Primo passo: il sì del Comitato tecnico regionale prevenzione incendi
Il percorso per la realizzazione di un deposito/rigassificatore al porto canale sarà lungo e complesso. Prima tappa: passare l'esame del Comitato tecnico regionale prevenzione incendi. Un passaggio inevitabile, previsto dal decreto Seveso: che è la normativa di riferimento quando si tratta di quegli stabilimenti definiti “a maggior rischio” in caso di incidenti. E qui si parla di Gnl, un materiale altamente infiammabile e che può esplodere.
LA RIUNIONE DI IERI È questo, in sintesi, il risultato della riunione che si è tenuta ieri mattina nella sede dell'Autorità portuale. Attorno al tavolo, oltre a Roberto Isidori, commissario straordinario dell'ente padrone di casa, che rappresenta anche la Capitaneria di porto di cui è comandante, c'erano la dirigente del Comune Claudia Madeddu (edilizia privata) e funzionari di vigili del fuoco e Genio civile. Non una conferenza di servizi, che sarebbe già una tappa formale, ufficiale: piuttosto un incontro preliminare, informale, un modo per saggiare il terreno burocratico prima di poggiare il primo passo.
LA DIRETTIVA Poche le informazioni filtrate nel pomeriggio. Tra queste, la più importante è sicuramente la definizione dell'iter che dovrà seguire il progetto presentato dalla Isgas, che a Cagliari già gestisce la rete del gas di città. A indicarlo è stato il rappresentante dei vigili del fuoco, competenti in materia di sicurezza quando c'è da esprimere un parere di fattibilità. «Nel caso specifico - spiega il comandante provinciale Luciano Cadoni - la tipologia di impianto rientra fra quelle per cui si applica la “direttiva Seveso”, normativa europea adottata negli anni '80 dopo il disastro causato da una fuga di diossina da un'impianto chimico a Seveso, bassa Brianza, e recepita dall'Italia nel 1988».
IL GAS LIQUIDO L'impianto che la Isgas vuole realizzare nel porto canale consiste in un sette o otto silos a forma di sigaro disposti in orizzontale uno accanto a l'altro, per la capienza complessiva di 20mila metri cubi, nei quali dovrebbe essere stoccato il Gnl, gas naturale liquido, composto principalmente da metano.
Il Gnl è benedetto dal piano energetico della Regione: per la Sardegna rappresenterebbe un'alternativa ecologica ed economicamente vantaggiosa rispetto ai carburanti fossili su cui è basato l'attuale sistema energetico sardo e all'aria propanata usata come gas di città.
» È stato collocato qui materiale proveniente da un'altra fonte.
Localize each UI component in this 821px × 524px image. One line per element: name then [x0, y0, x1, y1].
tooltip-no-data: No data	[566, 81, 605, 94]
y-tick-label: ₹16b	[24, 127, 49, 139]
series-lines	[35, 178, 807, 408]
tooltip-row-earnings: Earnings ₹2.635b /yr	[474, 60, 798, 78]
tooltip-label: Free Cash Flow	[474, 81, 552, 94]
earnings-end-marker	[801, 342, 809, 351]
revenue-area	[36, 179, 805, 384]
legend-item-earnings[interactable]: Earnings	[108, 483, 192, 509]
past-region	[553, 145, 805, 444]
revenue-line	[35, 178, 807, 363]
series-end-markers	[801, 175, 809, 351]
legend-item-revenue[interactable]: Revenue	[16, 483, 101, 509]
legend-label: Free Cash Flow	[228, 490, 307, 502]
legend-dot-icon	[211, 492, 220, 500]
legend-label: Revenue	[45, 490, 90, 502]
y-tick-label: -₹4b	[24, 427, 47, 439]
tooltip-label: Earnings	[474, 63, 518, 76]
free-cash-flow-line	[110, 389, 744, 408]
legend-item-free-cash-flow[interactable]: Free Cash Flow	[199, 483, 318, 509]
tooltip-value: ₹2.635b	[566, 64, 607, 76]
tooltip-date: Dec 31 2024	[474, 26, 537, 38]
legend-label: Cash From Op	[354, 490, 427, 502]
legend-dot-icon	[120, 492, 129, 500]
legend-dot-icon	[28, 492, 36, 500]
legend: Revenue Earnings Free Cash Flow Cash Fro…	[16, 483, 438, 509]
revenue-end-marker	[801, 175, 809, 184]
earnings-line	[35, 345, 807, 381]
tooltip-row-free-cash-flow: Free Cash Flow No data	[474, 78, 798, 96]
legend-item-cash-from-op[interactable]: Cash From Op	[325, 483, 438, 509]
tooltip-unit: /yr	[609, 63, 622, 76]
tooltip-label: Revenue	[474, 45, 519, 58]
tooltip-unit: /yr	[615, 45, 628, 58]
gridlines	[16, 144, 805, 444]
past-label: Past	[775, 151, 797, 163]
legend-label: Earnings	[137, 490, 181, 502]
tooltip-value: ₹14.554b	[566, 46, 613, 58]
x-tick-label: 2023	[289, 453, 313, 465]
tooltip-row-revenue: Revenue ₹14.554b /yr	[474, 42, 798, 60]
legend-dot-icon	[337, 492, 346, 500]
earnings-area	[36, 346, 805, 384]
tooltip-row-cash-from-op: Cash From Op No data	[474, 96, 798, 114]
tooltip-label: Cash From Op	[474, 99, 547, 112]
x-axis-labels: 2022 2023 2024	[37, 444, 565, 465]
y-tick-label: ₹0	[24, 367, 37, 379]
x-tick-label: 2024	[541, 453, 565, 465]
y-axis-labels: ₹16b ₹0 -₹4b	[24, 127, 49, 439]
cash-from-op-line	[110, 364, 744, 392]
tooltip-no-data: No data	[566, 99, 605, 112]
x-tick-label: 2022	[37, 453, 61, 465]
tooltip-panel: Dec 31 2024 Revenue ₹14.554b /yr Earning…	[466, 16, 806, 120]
Viaggerebbe non in un gasdotto ma nelle stive di navi metaniere, conservato allo stato liquido, a una temperatura di 160° sotto zero. Per poter essere bruciato come carburante per alimentare i motori di auto e navi ma anche come gas di città, il Gnl deve però necessariamente essere riportato allo stato gassoso. La trasformazione avverrebbe appunto nell'impianto che la Isgas vuole realizzare al porto canale, dunque in un'area in cui arrivano, fanno manovra, attraccano navi portacontainer fra le più grandi al mondo, sono depositati e vengono movimentati migliaia di container e tonnellate di merci sfuse e lavorano centinaia di persone.
IL COMITATO «Pronunciarsi sui profili di sicurezza, stabilire le caratteristiche tecniche dell'impianto e la distanza minima tra questo e, per esempio, la strada statale 195 è prerogativa del Comitato tecnico regionale prevenzione incendi», prosegue Cadoni: «A esso la ditta proponente dovrà sottoporre un rapporto in cui si ipotizzino i rischi nelle varie fattispecie di eventuali incidenti. Solo dopo il via libera del Comitato l'Autorità portuale potrà esprimere il parere sulla compatibilità fra l'impianto e il luogo destinato ad accoglierlo».
Del Comitato fanno parte il comandante regionale e quelli provinciali dei vigili del fuoco, il comandante della Capitaneria di porto e rappresentanti di Arpas, Inail, Ordine degli ingegneri e Comune. L'organismo, nei mesi scorsi, ha dato il via libera alla realizzazione, nel porto di Santa Giusta, di due depositi/rigassificatori molto simili a quello che si vorrebbe costruire nel porto canale. In quei casi fu necessario adeguare i progetti alle osservazioni formulate dalla Capitaneria di porto di Oristano che aveva ritenuto non compatibili le caratteristiche degli approdi.